In Spagna i sondaggi avevano sbagliato, e così gli exit poll. Certo, alle elezioni di domenica il PP si è confermato primo, ma Unidos Podemos (il partito frutto dell’unione fra Izquierda Unida e Podemos) arriva terzo e perde più di un milioni di voti rispetto alle elezioni del 20 dicembre. Il PSOE, che a sua volta subisce una perdita di voti, si conferma secondo. Nessun sorpasso, quindi, del partito di Pablo Iglesias sul partito di Pedro Sánchez, ma questo rimane comunque il peggior risultato di sempre per i socialisti. Adesso la grande domanda è: cosa fare con Rajoy, che ha deciso di accettare l’investitura del Re per formare un governo? Difficile che si affermi l’intenzione di fare un governo di larghe intese con il PP, i socialisti e il loro segretario hanno da sempre scartato l’ipotesi: sarebbe come tradire i propri elettori, sarebbe come alterare il proprio DNA (“Se Rajoy vuole parlare, lo faccia con quelli che gli sono affini, quelli della destra nazionalista“, ha affermato recentemente il portavoce socialista). Il dibattito più acceso è quindi sull’opportunità di lasciare Rajoy formare un governo (astenendosi dal votare contro) e andare all’opposizione o se votare contro. Permettere a Rajoy di formare il Governo e andare all’opposizione permettere, secondo alcuni, di far uscire la Spagna dalla paralisi istituzionale che va avanti da sette mesi e utilizzare questi anni, da passare ancora in minoranza, per ricostituire la propria identità e riallacciare i rapporti con il proprio elettorato, ormai sempre più distante. La posizione definitiva, però, si deciderà il 9 luglio, durante il comitato federale convocato dalla direzione del partito (El País)
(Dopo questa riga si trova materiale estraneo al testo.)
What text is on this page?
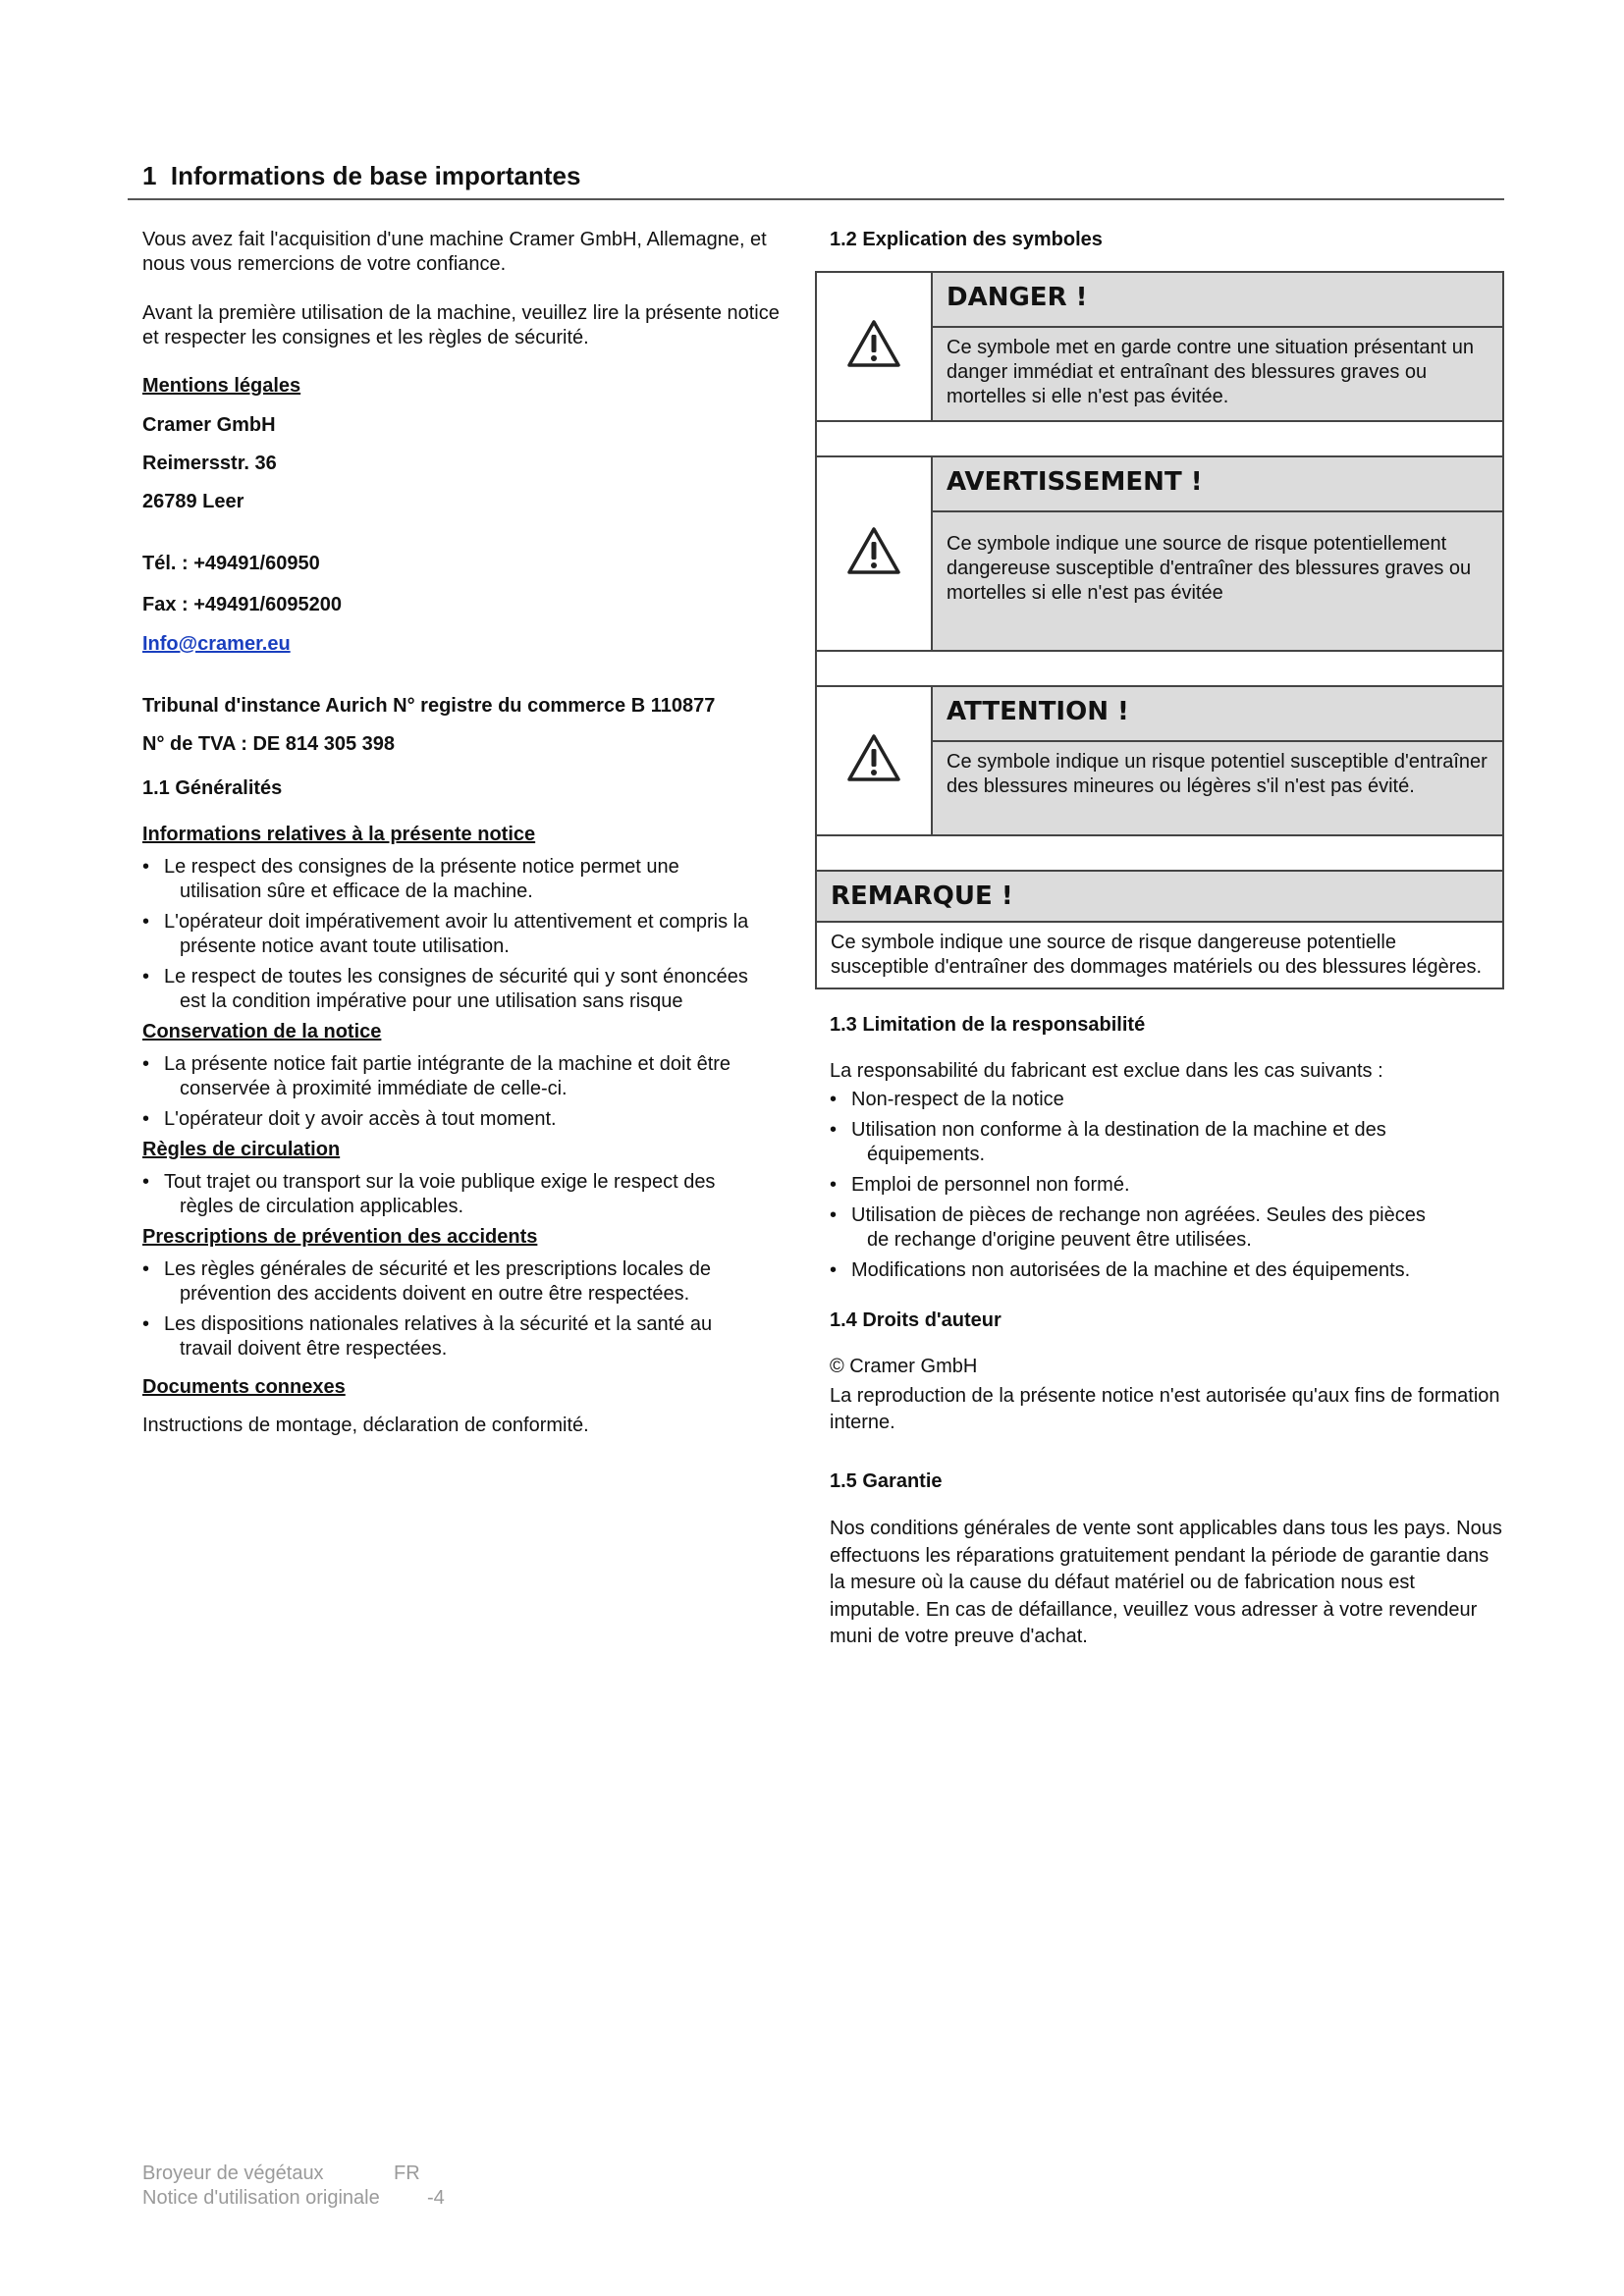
1 Informations de base importantes

Vous avez fait l'acquisition d'une machine Cramer GmbH, Allemagne, et nous vous remercions de votre confiance.

Avant la première utilisation de la machine, veuillez lire la présente notice et respecter les consignes et les règles de sécurité.

Mentions légales

Cramer GmbH

Reimersstr. 36

26789 Leer

Tél. : +49491/60950

Fax : +49491/6095200

Info@cramer.eu

Tribunal d'instance Aurich N° registre du commerce B 110877

N° de TVA : DE 814 305 398

1.1 Généralités

Informations relatives à la présente notice

• Le respect des consignes de la présente notice permet une
utilisation sûre et efficace de la machine.
• L'opérateur doit impérativement avoir lu attentivement et compris la
présente notice avant toute utilisation.
• Le respect de toutes les consignes de sécurité qui y sont énoncées
est la condition impérative pour une utilisation sans risque

Conservation de la notice

• La présente notice fait partie intégrante de la machine et doit être
conservée à proximité immédiate de celle-ci.
• L'opérateur doit y avoir accès à tout moment.

Règles de circulation

• Tout trajet ou transport sur la voie publique exige le respect des
règles de circulation applicables.

Prescriptions de prévention des accidents

• Les règles générales de sécurité et les prescriptions locales de
prévention des accidents doivent en outre être respectées.
• Les dispositions nationales relatives à la sécurité et la santé au
travail doivent être respectées.

Documents connexes

Instructions de montage, déclaration de conformité.

1.2 Explication des symboles

	DANGER !
	Ce symbole met en garde contre une situation présentant un danger immédiat et entraînant des blessures graves ou mortelles si elle n'est pas évitée.

	AVERTISSEMENT !
	Ce symbole indique une source de risque potentiellement dangereuse susceptible d'entraîner des blessures graves ou mortelles si elle n'est pas évitée

	ATTENTION !
	Ce symbole indique un risque potentiel susceptible d'entraîner des blessures mineures ou légères s'il n'est pas évité.

REMARQUE !	
Ce symbole indique une source de risque dangereuse potentielle susceptible d'entraîner des dommages matériels ou des blessures légères.	

1.3 Limitation de la responsabilité

La responsabilité du fabricant est exclue dans les cas suivants :

• Non-respect de la notice
• Utilisation non conforme à la destination de la machine et des
équipements.
• Emploi de personnel non formé.
• Utilisation de pièces de rechange non agréées. Seules des pièces
de rechange d'origine peuvent être utilisées.
• Modifications non autorisées de la machine et des équipements.

1.4 Droits d'auteur

© Cramer GmbH

La reproduction de la présente notice n'est autorisée qu'aux fins de formation interne.

1.5 Garantie

Nos conditions générales de vente sont applicables dans tous les pays. Nous effectuons les réparations gratuitement pendant la période de garantie dans la mesure où la cause du défaut matériel ou de fabrication nous est imputable. En cas de défaillance, veuillez vous adresser à votre revendeur muni de votre preuve d'achat.

Broyeur de végétaux	FR
Notice d'utilisation originale -4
DA ORIENTE A OCCIDENTE. GUERRA ED ECONOMIA.

Turchia. Seguendo la pista dell’ISIS, sono state arrestate 13 persone per l’attentato all’aeroporto di Istanbul di due giorni fa. Intanto il numero delle vittime è salito a 43 e sono più di 200 i feriti. Come scrive il New York Times nella sua edizione cartacea, l’attentato è un attacco alle aspirazioni globali della Turchia, ed è successo esattamente un giorno dopo che la Turchia, sempre più isolata negli ultimi anni, ha fatto importanti passi avanti per riallacciare i rapporti con Russia e Israele. E quale obiettivo migliore di un aeroporto, simbolo delle aspirazioni internazionali di un paese?